Des rais de lumière commençaient à fluer des fenêtres, transformant les immeubles en carroyages lumineux. On pouvait déjà se faufiler du regard dans leurs cellules secrètes, entrevoir un tapis, un espace mural, un bout d’étagère, des silhouettes…
Il fit bientôt nuit. Dehors, les bouches se mirent à lâcher des vapeurs grises. L’hiver approchait. Elsa aimait l’hiver. Elle aimait sa clarté, ses vitrines rutilant dans la précocité des nuits, la nudité de ses arbres, et ce plaisir qu’on y prenait à s’y réchauffer les mains autour d’un bol de thé ou de chocolat…
… Bonheur de savoir loin les pavés brûlés de soleil, le passant furtif cherchant le long des murs un recoin d’ombre, les immeubles accablés de chaleur, les corps qui collent…
Elle ouvrit la fenêtre. Un bruit tapotant d’allées et venues patrouillé de mots épars se répandit dans la pièce en même temps qu’un air frais. Instinctivement, elle se tourna vers photos de Bretagne exposées sur un grand panneau. Ses paysages évoquaient des odeurs si différentes, si pleines de vie ! Si sauvages…

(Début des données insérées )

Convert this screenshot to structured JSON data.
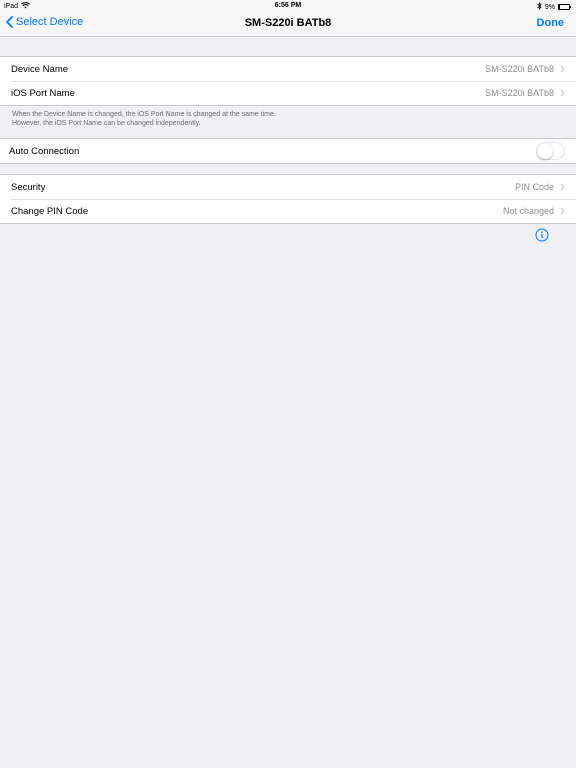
{
  "status_bar": {
    "device": "iPad",
    "time": "6:56 PM",
    "battery": "9%"
  },
  "nav": {
    "back_label": "Select Device",
    "title": "SM-S220i BATb8",
    "done_label": "Done"
  },
  "device_group": {
    "rows": [
      {
        "label": "Device Name",
        "value": "SM-S220i BATb8"
      },
      {
        "label": "iOS Port Name",
        "value": "SM-S220i BATb8"
      }
    ],
    "footer_line1": "When the Device Name is changed, the iOS Port Name is changed at the same time.",
    "footer_line2": "However, the iOS Port Name can be changed independently."
  },
  "auto_connection": {
    "label": "Auto Connection",
    "enabled": false
  },
  "security_group": {
    "rows": [
      {
        "label": "Security",
        "value": "PIN Code"
      },
      {
        "label": "Change PIN Code",
        "value": "Not changed"
      }
    ]
  },
  "colors": {
    "accent": "#007aff",
    "background": "#efeff4",
    "secondary_text": "#8e8e93"
  }
}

La cloche de la cathédrale sonna. C’était l’heure. Elle décrocha sa vieille cape marine et sortit. Après cinq minutes de pavé froid et d’air vif qui chatouille entre deux mouvements de toile, elle poussa la porte vitrée, plongea dans un léger brouhaha et, tout en auscultant la salle, s’emplit d’un mélange fort aux narines – tabacs, cafés, alcools... – comme on n’en humait plus que dans ce bar rebelle.

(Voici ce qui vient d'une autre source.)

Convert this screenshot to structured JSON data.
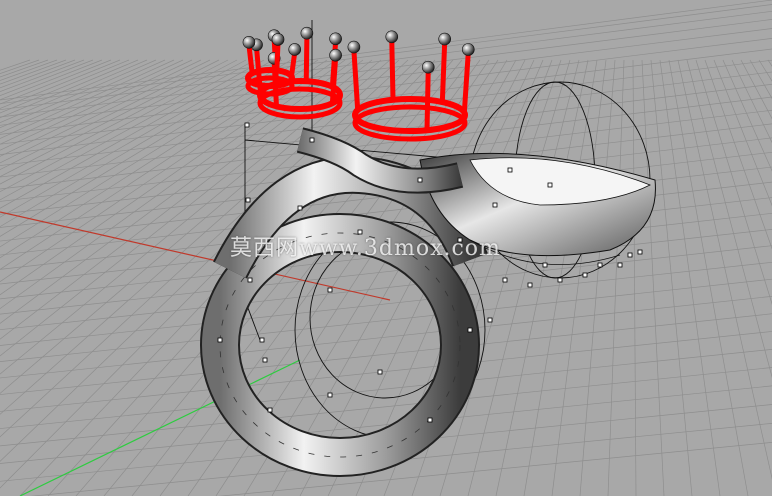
{
  "viewport": {
    "projection": "perspective",
    "background_color": "#a8a8a8",
    "grid_color": "#8e8e8e",
    "x_axis_color": "#c0392b",
    "y_axis_color": "#2ecc40"
  },
  "model": {
    "selection_color": "#ff0000",
    "surface_color": "#d0d0d0",
    "wire_color": "#111111"
  },
  "watermark": {
    "text": "莫西网www.3dmox.com"
  }
}
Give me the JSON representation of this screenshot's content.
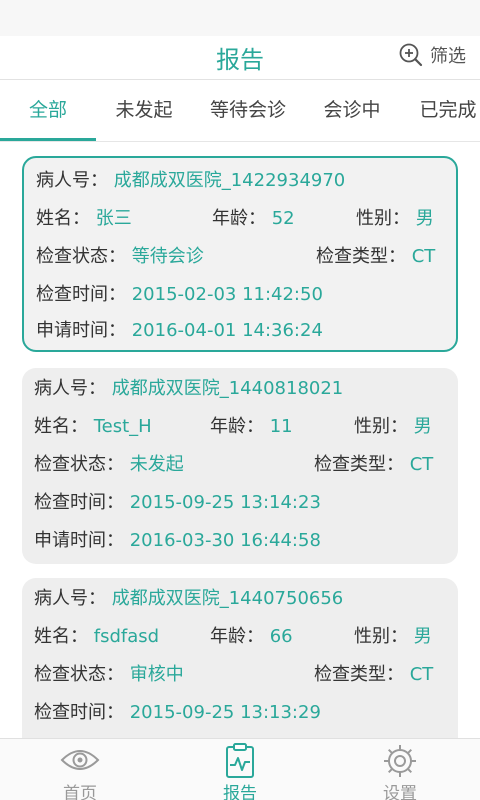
{
  "header": {
    "title": "报告",
    "filter_label": "筛选"
  },
  "tabs": [
    {
      "label": "全部",
      "active": true
    },
    {
      "label": "未发起",
      "active": false
    },
    {
      "label": "等待会诊",
      "active": false
    },
    {
      "label": "会诊中",
      "active": false
    },
    {
      "label": "已完成",
      "active": false
    }
  ],
  "labels": {
    "patient_id": "病人号：",
    "name": "姓名：",
    "age": "年龄：",
    "gender": "性别：",
    "status": "检查状态：",
    "exam_type": "检查类型：",
    "exam_time": "检查时间：",
    "apply_time": "申请时间："
  },
  "reports": [
    {
      "patient_id": "成都成双医院_1422934970",
      "name": "张三",
      "age": "52",
      "gender": "男",
      "status": "等待会诊",
      "exam_type": "CT",
      "exam_time": "2015-02-03 11:42:50",
      "apply_time": "2016-04-01 14:36:24"
    },
    {
      "patient_id": "成都成双医院_1440818021",
      "name": "Test_H",
      "age": "11",
      "gender": "男",
      "status": "未发起",
      "exam_type": "CT",
      "exam_time": "2015-09-25 13:14:23",
      "apply_time": "2016-03-30 16:44:58"
    },
    {
      "patient_id": "成都成双医院_1440750656",
      "name": "fsdfasd",
      "age": "66",
      "gender": "男",
      "status": "审核中",
      "exam_type": "CT",
      "exam_time": "2015-09-25 13:13:29",
      "apply_time": ""
    }
  ],
  "bottom_nav": [
    {
      "label": "首页",
      "icon": "eye-icon",
      "active": false
    },
    {
      "label": "报告",
      "icon": "report-icon",
      "active": true
    },
    {
      "label": "设置",
      "icon": "gear-icon",
      "active": false
    }
  ],
  "colors": {
    "accent": "#2aa89a",
    "card_bg": "#eeeeee",
    "text": "#333333"
  }
}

Bien qu’elle ne l’eut croisé qu’une ou deux fois dans des soirées, elle repéra l’homme de dos. À peine l’avait-elle salué, il l’invita à s’asseoir du geste et, tête dressée, leva le bras pour commander deux bières avant de tirer de sa veste un papier plié qu’il lui tendit avec élégance. Elle le remercia d’un sourire. C’était l’adresse promise. Un petit silence flotta entre eux, dans le bruit de la salle. Puis l’homme – la quarantaine –, se mit à dire des choses, par petites touches, laissant sa voix vagabonder parmi les autres voix en un fil de confidences improvisées – ses relations, son travail, les vides et les pleins de l’existence… Agrémenté par les soucoupes apéritives que serveurs et serveuses venaient servir et desservir, un fil sensible qui finit par s’estomper les laissant dans un second flottement…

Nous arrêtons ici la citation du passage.